DI-BENCH: Benchmarking Large Language Models on Dependency Inference with Testable Repositories at Scale

January 23, 2025 · Declared Dead · 🏛 Annual Meeting of the Association for Computational Linguistics

"No code URL or promise found in abstract"

Evidence collected by the PWNC Scanner

Authors Linghao Zhang, Junhao Wang, Shilin He, Chaoyun Zhang, Yu Kang, Bowen Li, Jiaheng Wen, Chengxing Xie, Maoquan Wang, Yufan Huang, Elsie Nallipogu, Qingwei Lin, Yingnong Dang, Saravan Rajmohan, Dongmei Zhang, Qi Zhang arXiv ID 2501.13699 Category cs.CL: Computation & Language Cross-listed cs.SE Citations 4 Venue Annual Meeting of the Association for Computational Linguistics Last Checked 4 months ago

Abstract

Large Language Models have advanced automated software development, however, it remains a challenge to correctly infer dependencies, namely, identifying the internal components and external packages required for a repository to successfully run.
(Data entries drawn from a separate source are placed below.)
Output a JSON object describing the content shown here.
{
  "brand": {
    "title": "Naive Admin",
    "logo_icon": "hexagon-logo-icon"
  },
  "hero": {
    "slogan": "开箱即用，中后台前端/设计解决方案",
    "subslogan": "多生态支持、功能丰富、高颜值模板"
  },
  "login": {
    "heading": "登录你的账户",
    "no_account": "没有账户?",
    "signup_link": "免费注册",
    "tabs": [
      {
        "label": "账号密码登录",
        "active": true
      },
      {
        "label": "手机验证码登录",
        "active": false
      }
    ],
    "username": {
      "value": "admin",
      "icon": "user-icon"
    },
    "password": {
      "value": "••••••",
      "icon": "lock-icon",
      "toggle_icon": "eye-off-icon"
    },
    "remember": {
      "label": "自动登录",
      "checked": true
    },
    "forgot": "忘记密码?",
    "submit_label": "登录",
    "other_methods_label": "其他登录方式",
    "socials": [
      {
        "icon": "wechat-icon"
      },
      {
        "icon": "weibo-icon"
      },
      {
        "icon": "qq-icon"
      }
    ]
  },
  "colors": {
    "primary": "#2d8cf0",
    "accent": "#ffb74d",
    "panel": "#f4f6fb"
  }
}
Existing studies highlight that dependency-related issues cause over 40\% of observed runtime errors on the generated repository. To address this, we introduce DI-BENCH, a large-scale benchmark and evaluation framework specifically designed to assess LLMs' capability on dependency inference. The benchmark features 581 repositories with testing environments across Python, C#, Rust, and JavaScript. Extensive experiments with textual and execution-based metrics reveal that the current best-performing model achieves only a 42.9% execution pass rate, indicating significant room for improvement. DI-BENCH establishes a new viewpoint for evaluating LLM performance on repositories, paving the way for more robust end-to-end software synthesis.